Sunday, July 12, 2020
Justice League of the Sea
Hakai Magazine – "On Knowing the Winged Whale"
"Humpbacks are known to swoop in and disrupt a killer whale hunt, sometimes pulling a targeted seal or sea lion pup safely onto their belly with one of those pectoral fins. You could call them the ocean’s Justice League. “You know how you put your own oxygen mask on first before assisting others?” says Fred Sharpe, a research biologist with the Alaska Whale Foundation who has been studying the species for over 30 years. “Humpbacks aren’t like that. They just wade right in to help those in need, as if they can’t help themselves.”
The truth is, however, that “nobody on Earth knows how baleen whales find their food,” Hildering says.
How long do they live?
“We haven’t had enough time to figure out how long they can live,” Hildering says.
Why do they sing?
Hildering leans close. “We’ve been studying the question for over 40 years and still nobody knows why humpbacks sing.”

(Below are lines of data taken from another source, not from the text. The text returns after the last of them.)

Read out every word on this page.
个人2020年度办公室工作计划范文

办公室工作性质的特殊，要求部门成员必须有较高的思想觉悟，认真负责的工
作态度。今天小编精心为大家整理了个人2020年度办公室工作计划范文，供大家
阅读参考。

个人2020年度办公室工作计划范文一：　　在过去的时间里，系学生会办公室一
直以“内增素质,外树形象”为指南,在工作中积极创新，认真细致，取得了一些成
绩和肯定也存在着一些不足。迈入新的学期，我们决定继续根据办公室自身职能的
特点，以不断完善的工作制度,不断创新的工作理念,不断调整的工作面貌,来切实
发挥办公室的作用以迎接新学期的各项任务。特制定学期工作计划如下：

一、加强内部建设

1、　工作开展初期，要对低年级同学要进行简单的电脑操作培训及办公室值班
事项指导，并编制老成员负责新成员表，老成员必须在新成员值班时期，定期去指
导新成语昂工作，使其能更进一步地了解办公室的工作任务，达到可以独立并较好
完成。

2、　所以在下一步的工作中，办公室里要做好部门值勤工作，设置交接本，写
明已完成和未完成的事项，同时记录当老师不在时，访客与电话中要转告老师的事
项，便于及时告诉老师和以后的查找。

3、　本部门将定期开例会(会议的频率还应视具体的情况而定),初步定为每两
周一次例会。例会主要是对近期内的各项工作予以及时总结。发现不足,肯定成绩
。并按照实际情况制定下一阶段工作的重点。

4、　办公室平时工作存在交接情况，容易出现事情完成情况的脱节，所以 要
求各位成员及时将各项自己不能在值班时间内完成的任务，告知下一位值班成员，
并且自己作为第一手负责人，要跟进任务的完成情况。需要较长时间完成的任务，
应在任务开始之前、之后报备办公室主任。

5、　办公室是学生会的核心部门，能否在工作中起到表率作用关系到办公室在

Payne called humpback song “the most evocative, most beautiful sounds made by any animal on Earth.” And NASA apparently agreed. Aboard the Voyager 1 and 2 probes, launched in 1977 and now soaring through deep space, is the calling card of our planet: a golden record of a soundtrack from the third rock from the sun. Interspliced with greetings from UN diplomats, along with other natural sounds—thunder and crickets and the sound of a kiss—are songs of the humpback whale. In our only deliberate attempt to represent Earth to extraterrestrial beings, we gave humpback whales a status equivalent to our own. Which is not so far off Indigenous perspectives of humpbacks. To the Indigenous people of northern Vancouver Island, for example, humpbacks are the record keepers, repositories of ancient wisdom, swimming libraries. But in the Eurocentric telling, the story of humpbacks has been completely reversed. Two centuries ago, they were monsters. Half a century ago, they were hamburger. Now they are the ocean’s mystical elders. Not like us: in some ways better than us.
In October 2017, marine biologist Nan Hauser was filming a humpback in the Cook Islands when it seemed to turn on her, nudging her roughly back toward her boat. She climbed to safety, the only blood on her from scrapes from the barnacles that cling to humpbacks. Only then did she see the tiger shark. She’s convinced the humpback was saving her life. “I’m a scientist, and if anyone told me this story, I wouldn’t believe it,” she says. Having been scooped from the path of a tiger shark may produce a forgivably rosy view of humpback altruism, but scientists are inclined to explain such behavior in terms of an instinctive protective response against any predator that might hurt a baby humpback."